L'allongement du délai légal

La proposition de loi visant à renforcer le droit à l'avortement étend de deux semaines supplémentaires le délai de recours à l'interruption volontaire de grossesse, le faisant passer de 12 à 14 semaines. Cette mesure a été adoptée par les députés, malgré les réserves du gouvernement. L'allongement du délai légal pour effectuer une interruption volontaire de grossesse (IVG) est justifié par le groupe EDS par le nombre croissant de femmes dépassant la durée de 12 semaines, les obligeant à aller à l'étranger pour pouvoir avorter.

L'accès à l'IVG

Pour sa rapporteure Albane Gaillot, l’ensemble des mesures proposées par le texte visent à éroder les obstacles à une prise en charge rapide en cas de recours à l'IVG, alors que le nombre de praticiens la pratiquant tendrait à décroître, et que de nombreux centres d’orthogénie ont fermé au cours de ces dernières années, laissant parfois des territoires privés de tout accès à ce droit, en particulier dans les zones rurales. Lors de l’examen du texte en commission, plusieurs députées avaient ainsi parlé de véritable "parcours de la combattante", pouvant avoir pour conséquence le dépassement du délai légal.
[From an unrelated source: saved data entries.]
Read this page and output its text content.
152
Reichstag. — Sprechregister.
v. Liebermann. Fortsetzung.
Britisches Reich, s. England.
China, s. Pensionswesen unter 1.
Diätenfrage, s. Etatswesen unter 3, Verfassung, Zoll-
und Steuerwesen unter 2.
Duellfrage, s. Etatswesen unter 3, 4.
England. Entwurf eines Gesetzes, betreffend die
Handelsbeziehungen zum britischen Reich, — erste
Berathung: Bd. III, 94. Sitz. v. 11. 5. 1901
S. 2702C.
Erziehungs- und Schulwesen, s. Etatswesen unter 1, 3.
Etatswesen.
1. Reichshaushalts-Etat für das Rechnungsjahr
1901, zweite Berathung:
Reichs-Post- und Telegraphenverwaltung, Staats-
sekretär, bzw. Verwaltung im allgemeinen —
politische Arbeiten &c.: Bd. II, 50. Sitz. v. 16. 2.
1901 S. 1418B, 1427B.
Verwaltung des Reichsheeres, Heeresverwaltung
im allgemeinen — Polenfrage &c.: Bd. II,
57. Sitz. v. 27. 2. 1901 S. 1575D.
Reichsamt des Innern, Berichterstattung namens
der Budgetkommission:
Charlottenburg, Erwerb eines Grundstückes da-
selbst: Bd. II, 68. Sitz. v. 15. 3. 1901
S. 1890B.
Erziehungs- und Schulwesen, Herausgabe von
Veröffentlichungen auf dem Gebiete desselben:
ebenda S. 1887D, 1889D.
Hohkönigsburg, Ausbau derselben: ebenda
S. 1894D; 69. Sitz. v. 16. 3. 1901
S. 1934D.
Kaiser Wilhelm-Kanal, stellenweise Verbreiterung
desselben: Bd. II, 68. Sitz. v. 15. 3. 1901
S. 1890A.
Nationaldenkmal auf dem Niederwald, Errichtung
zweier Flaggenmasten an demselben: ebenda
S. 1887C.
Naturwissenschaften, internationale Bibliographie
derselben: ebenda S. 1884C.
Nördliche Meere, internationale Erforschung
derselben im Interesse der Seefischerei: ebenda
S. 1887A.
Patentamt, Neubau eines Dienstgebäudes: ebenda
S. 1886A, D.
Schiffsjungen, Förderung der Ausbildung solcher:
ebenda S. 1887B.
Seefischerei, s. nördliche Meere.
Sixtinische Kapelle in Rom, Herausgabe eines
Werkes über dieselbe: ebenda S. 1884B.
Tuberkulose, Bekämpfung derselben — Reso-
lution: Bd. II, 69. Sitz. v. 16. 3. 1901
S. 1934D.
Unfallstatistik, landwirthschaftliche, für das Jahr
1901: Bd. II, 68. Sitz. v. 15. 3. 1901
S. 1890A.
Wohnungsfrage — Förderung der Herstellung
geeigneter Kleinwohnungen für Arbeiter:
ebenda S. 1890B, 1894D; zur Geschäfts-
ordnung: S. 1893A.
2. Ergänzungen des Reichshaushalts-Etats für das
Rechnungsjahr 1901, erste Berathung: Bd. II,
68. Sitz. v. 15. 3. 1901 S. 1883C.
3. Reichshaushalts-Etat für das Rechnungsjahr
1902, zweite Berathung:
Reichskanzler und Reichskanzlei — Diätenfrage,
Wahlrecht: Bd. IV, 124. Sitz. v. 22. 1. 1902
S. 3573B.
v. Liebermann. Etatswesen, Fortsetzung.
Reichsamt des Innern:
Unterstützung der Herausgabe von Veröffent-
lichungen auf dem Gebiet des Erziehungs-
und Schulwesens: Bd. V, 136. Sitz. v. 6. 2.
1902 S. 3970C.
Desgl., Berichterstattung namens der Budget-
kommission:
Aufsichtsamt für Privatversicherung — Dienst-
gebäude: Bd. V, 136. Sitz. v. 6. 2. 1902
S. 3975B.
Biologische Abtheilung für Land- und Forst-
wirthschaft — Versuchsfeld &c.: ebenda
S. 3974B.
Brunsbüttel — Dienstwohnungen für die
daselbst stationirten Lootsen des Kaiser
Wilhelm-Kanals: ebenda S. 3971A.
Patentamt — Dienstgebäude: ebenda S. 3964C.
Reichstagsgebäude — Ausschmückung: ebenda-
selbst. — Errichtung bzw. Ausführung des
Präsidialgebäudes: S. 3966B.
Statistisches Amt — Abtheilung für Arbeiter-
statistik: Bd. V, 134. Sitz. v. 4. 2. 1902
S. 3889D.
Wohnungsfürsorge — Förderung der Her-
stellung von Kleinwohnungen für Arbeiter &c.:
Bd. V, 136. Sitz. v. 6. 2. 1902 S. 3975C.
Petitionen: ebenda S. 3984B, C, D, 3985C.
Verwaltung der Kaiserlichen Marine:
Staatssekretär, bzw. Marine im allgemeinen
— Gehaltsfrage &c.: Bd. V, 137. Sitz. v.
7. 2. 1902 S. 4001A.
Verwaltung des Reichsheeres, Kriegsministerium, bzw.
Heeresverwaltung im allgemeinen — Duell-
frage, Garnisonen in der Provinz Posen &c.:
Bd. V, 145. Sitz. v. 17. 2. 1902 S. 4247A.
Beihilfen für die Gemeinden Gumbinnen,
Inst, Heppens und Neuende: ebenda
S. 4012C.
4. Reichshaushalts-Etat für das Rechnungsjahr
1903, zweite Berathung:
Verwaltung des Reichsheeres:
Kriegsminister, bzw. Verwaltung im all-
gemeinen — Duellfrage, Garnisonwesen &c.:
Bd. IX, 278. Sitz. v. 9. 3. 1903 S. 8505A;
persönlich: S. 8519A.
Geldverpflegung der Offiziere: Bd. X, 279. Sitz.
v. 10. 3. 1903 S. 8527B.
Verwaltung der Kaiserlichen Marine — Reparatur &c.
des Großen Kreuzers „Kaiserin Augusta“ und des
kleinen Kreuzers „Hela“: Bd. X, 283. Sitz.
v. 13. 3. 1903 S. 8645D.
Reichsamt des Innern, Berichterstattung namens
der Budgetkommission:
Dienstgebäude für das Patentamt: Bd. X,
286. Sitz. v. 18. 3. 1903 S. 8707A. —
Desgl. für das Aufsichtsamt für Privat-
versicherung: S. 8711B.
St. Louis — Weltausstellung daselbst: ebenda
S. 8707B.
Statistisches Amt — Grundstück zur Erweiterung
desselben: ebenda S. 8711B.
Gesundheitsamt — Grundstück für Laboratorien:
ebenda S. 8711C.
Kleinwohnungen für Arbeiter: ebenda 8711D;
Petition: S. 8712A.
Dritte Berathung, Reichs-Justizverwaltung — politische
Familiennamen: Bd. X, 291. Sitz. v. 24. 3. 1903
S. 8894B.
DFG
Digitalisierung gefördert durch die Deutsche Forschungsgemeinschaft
La suppression du délai de réflexion

La proposition de loi comporte la suppression du délai de réflexion de deux jours, imposé afin de confirmer une demande d’avortement suite à un entretien psychosocial.

La pratique de l'IVG instrumentale par les sages-femmes

La proposition de loi comporte la possibilité pour les sages-femmes de réaliser des IVG chirurgicales jusqu’à la 10e semaine de grossesse.